None of the early models could go much faster than fifteen miles per hour. It's not that these speeds are completely inadequate, it's just that most cyclists can achieve speeds of twenty-five miles per hour without any electric assist at all. Unless they're in great shape, they won't be able to maintain that speed for very long, but they do frequently go that fast on their own. In addition to their slow speeds, these bikes had poor ranges of 10-20 miles at best.

For a cyclist, the prospect of paying extra money and lugging around extra weight for a machine that won't even go as fast or as far as they can pedal is just not worth the trade-off. But because the first few waves of electric bicycles were never intended for use by cyclists, we ended up with ugly, slow machines that weren't much good for anything but zipping around retirement communities.

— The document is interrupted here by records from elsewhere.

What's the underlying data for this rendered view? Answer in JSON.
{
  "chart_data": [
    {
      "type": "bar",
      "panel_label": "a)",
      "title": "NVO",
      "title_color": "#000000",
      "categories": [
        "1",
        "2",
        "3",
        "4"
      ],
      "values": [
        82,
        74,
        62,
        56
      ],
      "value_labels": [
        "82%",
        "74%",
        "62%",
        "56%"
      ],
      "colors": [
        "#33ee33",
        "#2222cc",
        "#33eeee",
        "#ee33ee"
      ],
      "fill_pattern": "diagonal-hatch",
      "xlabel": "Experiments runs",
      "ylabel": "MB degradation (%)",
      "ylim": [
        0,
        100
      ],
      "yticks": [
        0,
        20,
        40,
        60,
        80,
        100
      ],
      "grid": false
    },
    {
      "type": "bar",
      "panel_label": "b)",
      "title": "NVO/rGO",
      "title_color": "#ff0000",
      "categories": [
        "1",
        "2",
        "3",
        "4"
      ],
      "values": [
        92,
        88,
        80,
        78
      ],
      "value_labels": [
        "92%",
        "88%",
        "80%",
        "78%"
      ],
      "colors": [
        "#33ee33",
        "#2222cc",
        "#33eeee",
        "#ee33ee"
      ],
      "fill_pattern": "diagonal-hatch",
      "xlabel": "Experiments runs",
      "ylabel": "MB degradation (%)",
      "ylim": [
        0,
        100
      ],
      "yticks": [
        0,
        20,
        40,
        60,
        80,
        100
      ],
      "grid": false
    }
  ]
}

The focus on non-enthusiasts resulted not just in poor performance targets, but in poor aesthetic targets as well. When you're designing for a market uneducated about the intricacies of bicycle design, you can't rely on subtle indicators to sell product. A non-cyclist won't be impressed by a particular bottom bracket or headset. To lure that type of buyer you need cruder, more garish strokes; lots of plastic, bold new graphics, and design that screams "I'm an electric bike" are the kinds of features you go for.

The Road to Better Design

There are already signs, however, that manufacturers are addressing these design failures. The technology now in place allows for enough flexibility in design to address past failures. And the market itself has changed.

The world of product design has undergone incredible changes over the past few years. The complete penetration of 3-D design software and rapid prototyping capability into the product development cycle, along with improved materials and manufacturing processes, has led to a cornucopia of products with superb design. Apple Computer has led the charge in this arena by filling the market with products that are well designed, well engineered, and superbly packaged. Post iPod, consumers expect nothing less than tasteful, well-appointed design.

What this means for the electric bike industry is a growing non-enthusiast market that is primed to appreciate the impeccable design of traditional bikes, a design that has reached a very refined state thanks to more than one hundred years of design evolution. Subtlety and tastefulness will become selling points.

Currie Technologies has developed a series of bikes they call the Izip Express. These bikes have higher top speeds and greater ranges than Currie's previous offerings. It remains to be seen, however, if their new offerings will appeal to cycling enthusiasts. The real test will be in the bike shops. If the bike shop employees dig your electric bike, chance are you've got something that a lot of other people will want as well.